Post by NateDid anyone else get a nice laugh out of this?
Naw, this is funnier:
Dec. 24, 2003 -- Current criticism over Halliburton's lucrative Iraq
contracts has some historians drawing parallels to a similar controversy
involving the company during Lyndon B. Johnson's administration.
Nearly 40 years ago, Halliburton faced almost identical charges over its
work for the U.S. government in Vietnam -- allegations of overcharging,
sweetheart contracts from the White House and war profiteering. Back then,
the company's close ties to President Johnson became a liability. Today --
as NPR's John Burnett reports in the last of a three-part series --
Halliburton seems to be distancing itself from its former chief executive
officer, Vice President Dick Cheney.
The story of Halliburton's ties to the White House dates back to the 1940s,
when a Texas firm called Brown & Root constructed a massive damn project
near Austin. The company's founders, Herman and George Brown, won the
contract to build Mansfield Dam thanks to the efforts of Johnson, who was
then a Texas congressman.
After Johnson took over the Oval Office, Brown & Root won contracts for huge
construction projects for the federal government. By the mid-1960s,
newspaper columnists and the Republican minority in Congress began to
suggest that the company's good luck was tied to its sizable contributions
to Johnson's political campaign.
More questions were raised when a consortium of which Brown & Root was a
part won a $380 million contract to build airports, bases, hospitals and
other facilities for the U.S. Navy in South Vietnam. By 1967, the General
Accounting Office had faulted the "Vietnam builders" -- as they were
known -- for massive accounting lapses and allowing thefts of materials.

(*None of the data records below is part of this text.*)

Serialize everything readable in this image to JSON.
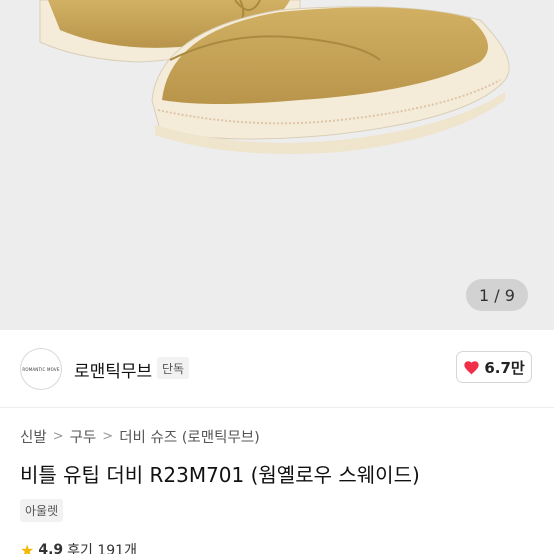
{
  "gallery": {
    "current_page": "1",
    "total_pages": "9",
    "counter_text": "1 / 9"
  },
  "seller": {
    "logo_text": "ROMANTIC MOVE",
    "name": "로맨틱무브",
    "badge": "단독",
    "like_count": "6.7만"
  },
  "breadcrumb": [
    "신발",
    "구두",
    "더비 슈즈 (로맨틱무브)"
  ],
  "product": {
    "title": "비틀 유팁 더비 R23M701 (웜옐로우 스웨이드)",
    "tag": "아울렛"
  },
  "rating": {
    "score": "4.9",
    "reviews": "후기 191개"
  },
  "colors": {
    "heart": "#f0304a",
    "shoe": "#c9a656",
    "sole": "#f3ead6"
  }
}
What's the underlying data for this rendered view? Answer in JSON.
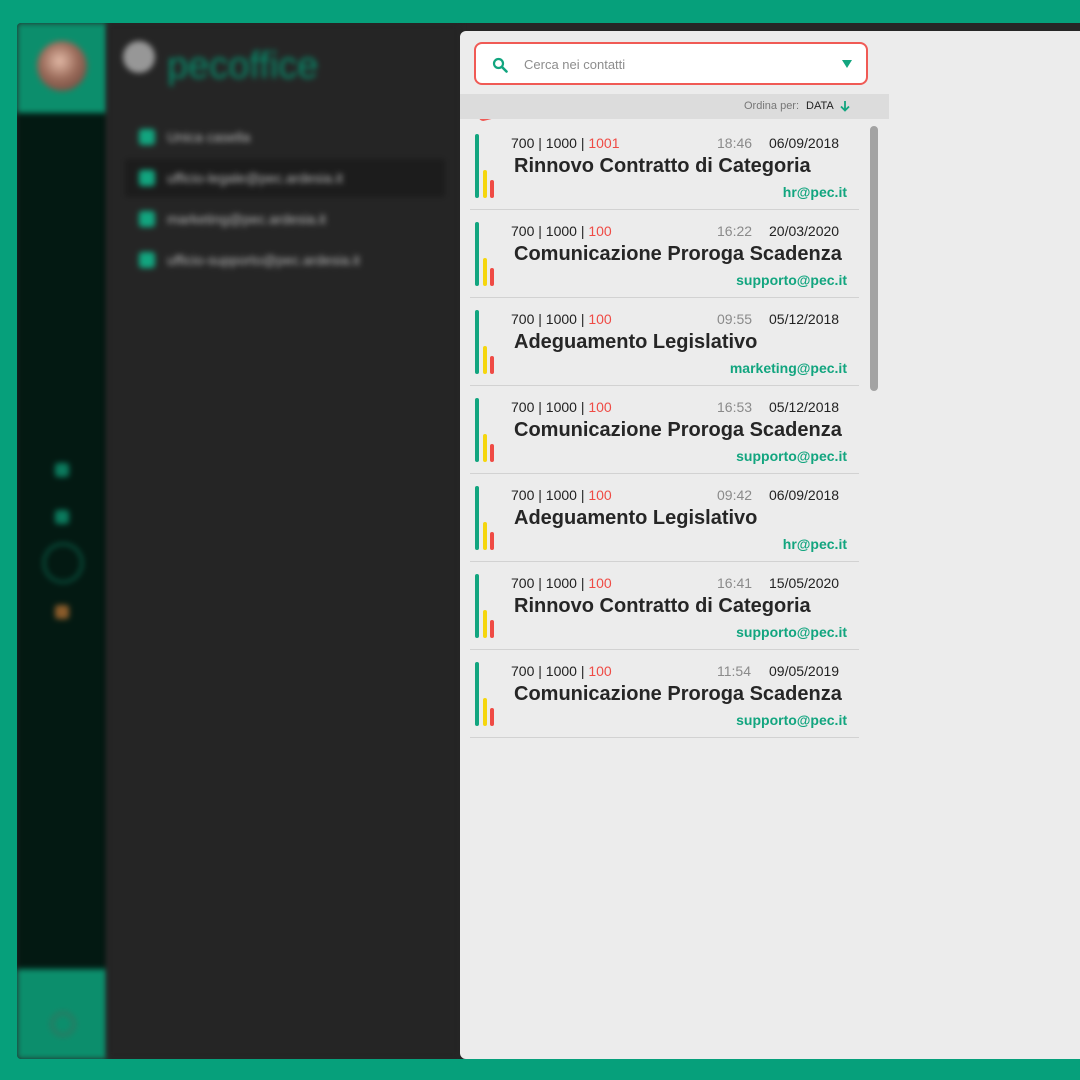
{
  "accounts": {
    "brand": "pecoffice",
    "items": [
      {
        "label": "Unica casella"
      },
      {
        "label": "ufficio-legale@pec.ardesia.it"
      },
      {
        "label": "marketing@pec.ardesia.it"
      },
      {
        "label": "ufficio-supporto@pec.ardesia.it"
      }
    ]
  },
  "search": {
    "placeholder": "Cerca nei contatti",
    "icon": "search-icon",
    "dropdown_icon": "triangle-down-icon"
  },
  "sort": {
    "label": "Ordina per:",
    "value": "DATA",
    "icon": "arrow-down-icon"
  },
  "messages": [
    {
      "c1": "700",
      "c2": "1000",
      "c3": "1001",
      "time": "18:46",
      "date": "06/09/2018",
      "subject": "Rinnovo Contratto di Categoria",
      "sender": "hr@pec.it"
    },
    {
      "c1": "700",
      "c2": "1000",
      "c3": "100",
      "time": "16:22",
      "date": "20/03/2020",
      "subject": "Comunicazione Proroga Scadenza",
      "sender": "supporto@pec.it"
    },
    {
      "c1": "700",
      "c2": "1000",
      "c3": "100",
      "time": "09:55",
      "date": "05/12/2018",
      "subject": "Adeguamento Legislativo",
      "sender": "marketing@pec.it"
    },
    {
      "c1": "700",
      "c2": "1000",
      "c3": "100",
      "time": "16:53",
      "date": "05/12/2018",
      "subject": "Comunicazione Proroga Scadenza",
      "sender": "supporto@pec.it"
    },
    {
      "c1": "700",
      "c2": "1000",
      "c3": "100",
      "time": "09:42",
      "date": "06/09/2018",
      "subject": "Adeguamento Legislativo",
      "sender": "hr@pec.it"
    },
    {
      "c1": "700",
      "c2": "1000",
      "c3": "100",
      "time": "16:41",
      "date": "15/05/2020",
      "subject": "Rinnovo Contratto di Categoria",
      "sender": "supporto@pec.it"
    },
    {
      "c1": "700",
      "c2": "1000",
      "c3": "100",
      "time": "11:54",
      "date": "09/05/2019",
      "subject": "Comunicazione Proroga Scadenza",
      "sender": "supporto@pec.it"
    }
  ],
  "colors": {
    "accent": "#12a57f",
    "background": "#06a07b",
    "alert": "#ef4b45",
    "warning": "#f5d60f"
  }
}
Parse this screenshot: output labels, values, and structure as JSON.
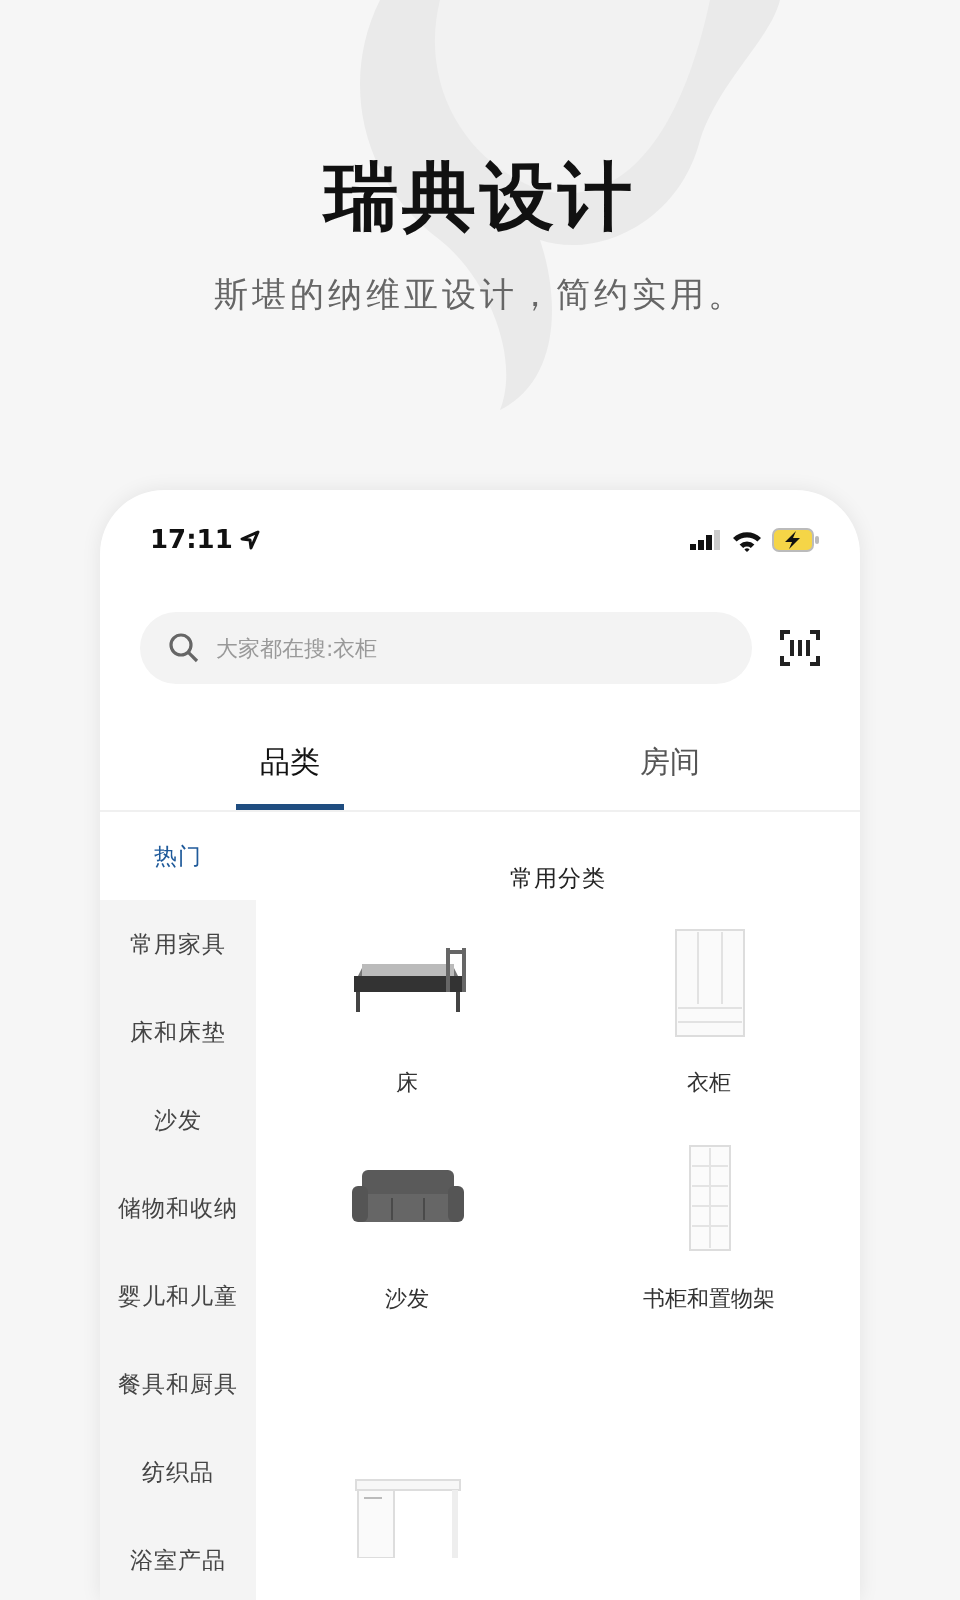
{
  "promo": {
    "title": "瑞典设计",
    "subtitle": "斯堪的纳维亚设计，简约实用。"
  },
  "status_bar": {
    "time": "17:11"
  },
  "search": {
    "placeholder": "大家都在搜:衣柜"
  },
  "tabs": [
    {
      "label": "品类",
      "selected": true
    },
    {
      "label": "房间",
      "selected": false
    }
  ],
  "sidebar": {
    "items": [
      {
        "label": "热门",
        "selected": true
      },
      {
        "label": "常用家具",
        "selected": false
      },
      {
        "label": "床和床垫",
        "selected": false
      },
      {
        "label": "沙发",
        "selected": false
      },
      {
        "label": "储物和收纳",
        "selected": false
      },
      {
        "label": "婴儿和儿童",
        "selected": false
      },
      {
        "label": "餐具和厨具",
        "selected": false
      },
      {
        "label": "纺织品",
        "selected": false
      },
      {
        "label": "浴室产品",
        "selected": false
      }
    ]
  },
  "sections": [
    {
      "title": "常用分类",
      "products": [
        {
          "kind": "bed",
          "label": "床"
        },
        {
          "kind": "wardrobe",
          "label": "衣柜"
        },
        {
          "kind": "sofa",
          "label": "沙发"
        },
        {
          "kind": "bookcase",
          "label": "书柜和置物架"
        }
      ]
    },
    {
      "products": [
        {
          "kind": "desk"
        }
      ]
    }
  ]
}
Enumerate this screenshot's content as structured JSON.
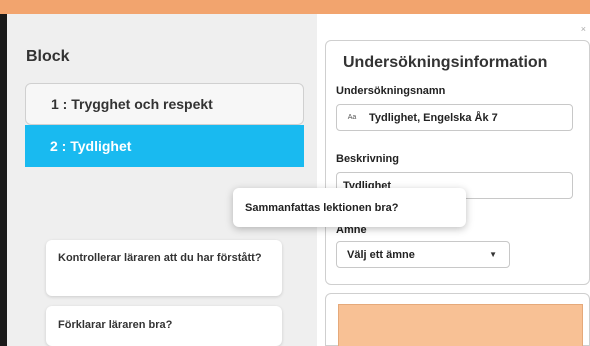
{
  "block_panel": {
    "title": "Block",
    "items": [
      {
        "label": "1 : Trygghet och respekt"
      },
      {
        "label": "2 : Tydlighet"
      }
    ]
  },
  "questions": [
    {
      "text": "Kontrollerar läraren att du har förstått?"
    },
    {
      "text": "Förklarar läraren bra?"
    }
  ],
  "dragging_question": {
    "text": "Sammanfattas lektionen bra?"
  },
  "survey_info": {
    "title": "Undersökningsinformation",
    "name_label": "Undersökningsnamn",
    "name_icon_text": "Aa",
    "name_value": "Tydlighet, Engelska Åk 7",
    "description_label": "Beskrivning",
    "description_value": "Tydlighet",
    "subject_label": "Ämne",
    "subject_value": "Välj ett ämne"
  },
  "icons": {
    "close": "close-icon",
    "text_type": "text-type-icon",
    "dropdown": "caret-down-icon"
  },
  "colors": {
    "header_bar": "#f2a46e",
    "active_block": "#19baf0",
    "drop_zone": "#f8c195"
  }
}
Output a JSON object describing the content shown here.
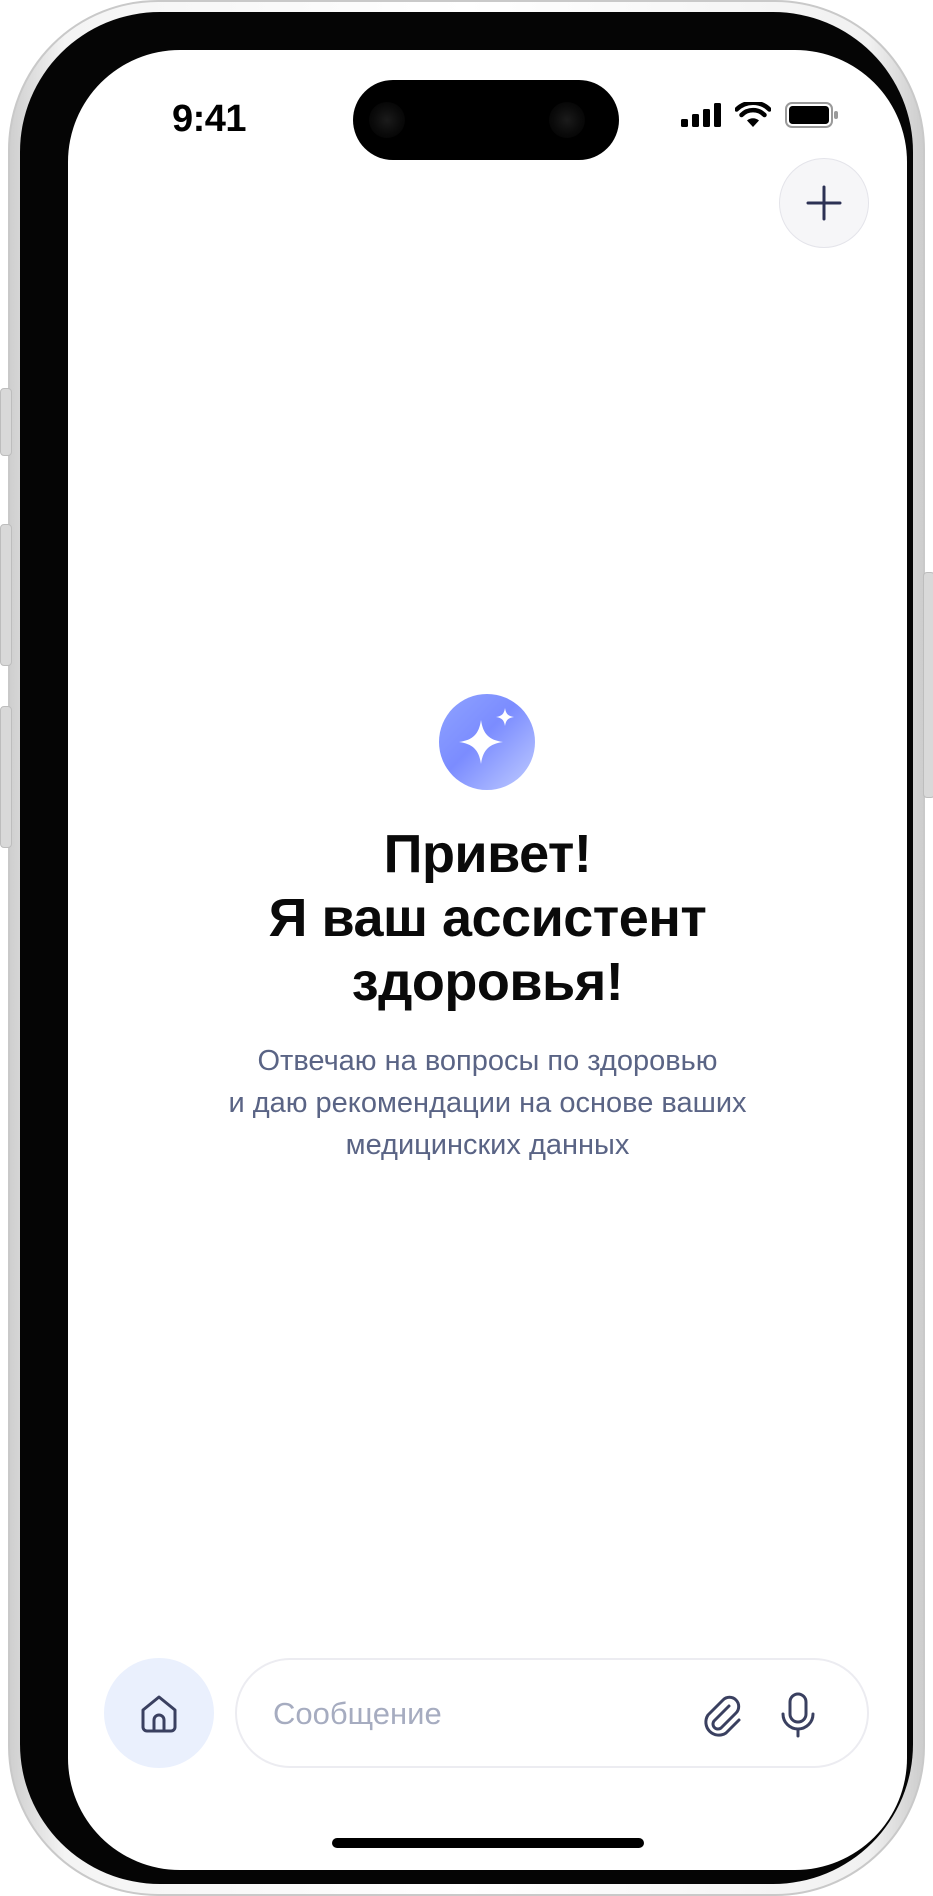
{
  "status_bar": {
    "time": "9:41"
  },
  "header": {
    "new_chat_icon": "plus-icon"
  },
  "hero": {
    "icon": "sparkle-icon",
    "title_lines": [
      "Привет!",
      "Я ваш ассистент",
      "здоровья!"
    ],
    "subtitle_lines": [
      "Отвечаю на вопросы по здоровью",
      "и даю рекомендации на основе ваших",
      "медицинских данных"
    ]
  },
  "bottom_bar": {
    "home_icon": "home-icon",
    "message_placeholder": "Сообщение",
    "attach_icon": "paperclip-icon",
    "mic_icon": "microphone-icon"
  },
  "colors": {
    "accent_gradient_start": "#8fa3ff",
    "accent_gradient_end": "#c0ccff",
    "subtitle": "#5a6485",
    "placeholder": "#a6acc0",
    "home_button_bg": "#eaf0fd"
  }
}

Brown & Root also became a target for anti-war protesters: they called the
firm the embodiment of the "military-industrial complex" and denounced it
for building detention cells to hold Viet Cong prisoners in South Vietnam.
Today, Brown & Root is called Kellogg, Brown & Root -- a Halliburton
subsidiary better known as KBR.
http://www.npr.org/display_pages/features/feature_1569483.html
"I don't think it is reasonable to close the door on inspections after 3 1/2
months," Blix said in his first public appearance since 134 U.N. inspectors
were evacuated from Iraq, effectively ending a 12-year effort to disarm Iraq
through inspections. "I would have welcomed some more time."